Never in my wildest dreams did I think I’d wake to hear those words spill from his mouth. You need to leave. Since the moment I walked out of his room, those words have terrorized me in every way possible.

You need to leave.

You need to leave.

They won’t go away, no matter what I do. They’re on a constant loop inside my mind, destroying me from the inside out.

How could he just toss me aside as though I never mattered? I know this is all still so new, but the moment he saved me from the auctions and took me to his home, I came to terms with the fact that I was never going back. I’d said goodbye to my old life and started to learn what this new world had in store for me, and while it scared the shit out of me, I knew it was going to be okay because I had Killian right there to protect me.

Don’t get me wrong, the idea of marriage and babies at twenty-three also terrified me, but Killian made it seem so easy, so natural. He made me believe that I could have anything I wanted, but I didn’t want anything . . . only him. And now . . . Am I ever going to see him again? Or is he always going to be nothing more than a memory, a figment of my imagination, or a story that nobody will ever believe?

It’s a long drive back into the city, and the last time I did it, Killian knocked me out with one hell of a strong sedative. I was so pissed about it, but now, I would give anything to be able to fall unconscious and wake up in another lifetime where the memories of him won’t hurt quite so much.
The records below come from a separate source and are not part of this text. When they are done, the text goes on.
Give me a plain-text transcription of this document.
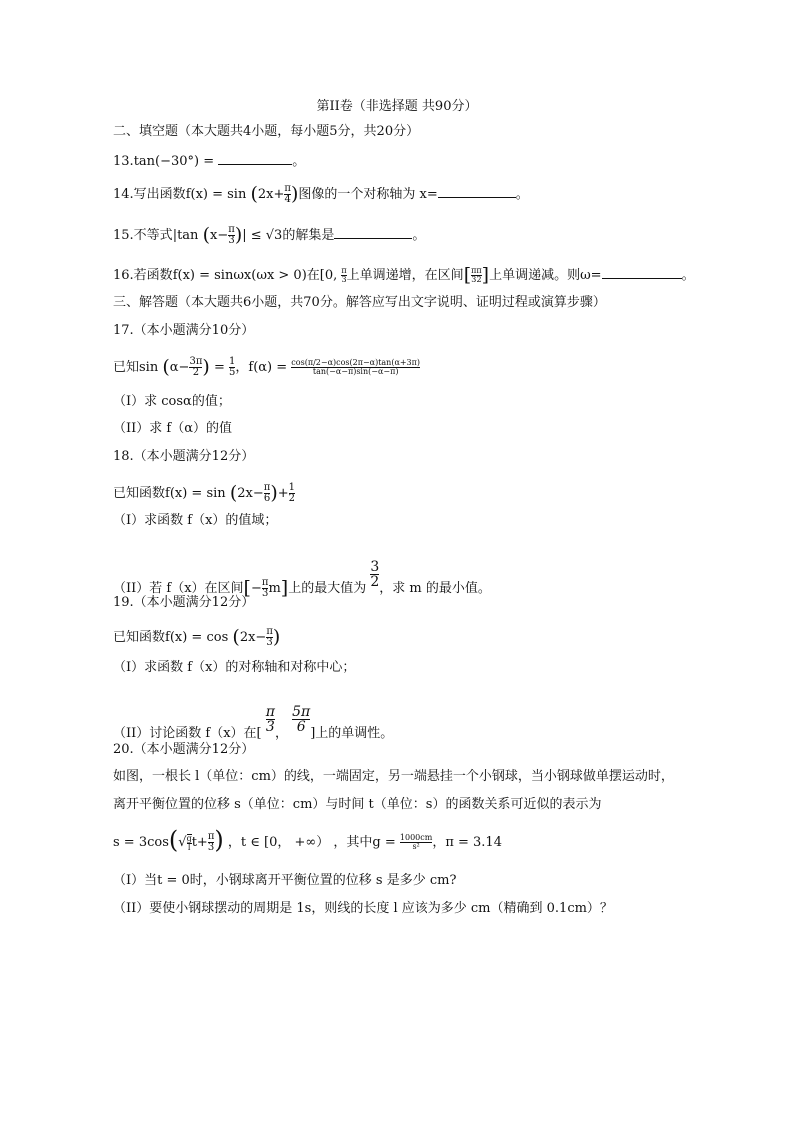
第II卷（非选择题 共90分）
二、填空题（本大题共4小题，每小题5分，共20分）
13.tan(−30°) =	。
14.写出函数$f(x) = \sin (2x+ \frac{\pi}{4}$ )图像的一个对称轴为 x=	。
15.不等式|tan ($x- \frac{\pi}{3}$ )| ≤ √3的解集是	。
16.若函数f(x) = sinωx(ωx > 0)在[0, $\frac{\pi}{3}$ 上单调递增，在区间[ $\frac{\pi}{3} \frac{\pi}{2}$ ]上单调递减。则ω=	。
三、解答题（本大题共6小题，共70分。解答应写出文字说明、证明过程或演算步骤）
17.（本小题满分10分）
已知$\sin (\alpha- \frac{3\pi}{2}$ ) = $\frac{1}{5}$ ，$f(\alpha) = \frac{\cos(\pi/2-\alpha)\cos(2\pi-\alpha)\tan(\alpha+3\pi)}{\tan(-\alpha-\pi)\sin(-\alpha-\pi)}$
（I）求 cosα的值；
（II）求 f（α）的值
18.（本小题满分12分）
已知函数$f(x) = \sin (2x- \frac{\pi}{6}$ )+ $\frac{1}{2}$
（I）求函数 f（x）的值域；
（II）若 f（x）在区间[− $\frac{\pi}{3} m$]上的最大值为 $\frac{3}{2}$ ，求 m 的最小值。
19.（本小题满分12分）
已知函数$f(x) = \cos (2x- \frac{\pi}{3}$ )
（I）求函数 f（x）的对称轴和对称中心；
（II）讨论函数 f（x）在[ $\frac{\pi}{3}$ ， $\frac{5\pi}{6}$ ]上的单调性。
20.（本小题满分12分）
如图，一根长 l（单位：cm）的线，一端固定，另一端悬挂一个小钢球，当小钢球做单摆运动时，
离开平衡位置的位移 s（单位：cm）与时间 t（单位：s）的函数关系可近似的表示为
$s = 3\cos(√ \frac{g}{l} t+ \frac{\pi}{3}$ ) ，t ∈ [0， +∞） ，其中$g = \frac{1000cm}{\text{s²}}$ ，π = 3.14
（I）当t = 0时，小钢球离开平衡位置的位移 s 是多少 cm?
（II）要使小钢球摆动的周期是 1s，则线的长度 l 应该为多少 cm（精确到 0.1cm）？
I was falling in love. There’s no doubt about it, and in an instant, he pulled the rug out from under my feet.

How the hell am I supposed to go back to my bland lifestyle after that?

The tears continue to flow, but I manage to gain control of my gasping breaths, and after an hour, the driver finally glances at me through his rearview mirror. I’m under no illusion that Killian would have demanded he watch over me. I also don’t doubt that someone will be watching me over the coming weeks. At least until I fade from Killian’s mind and become some girl he used to know.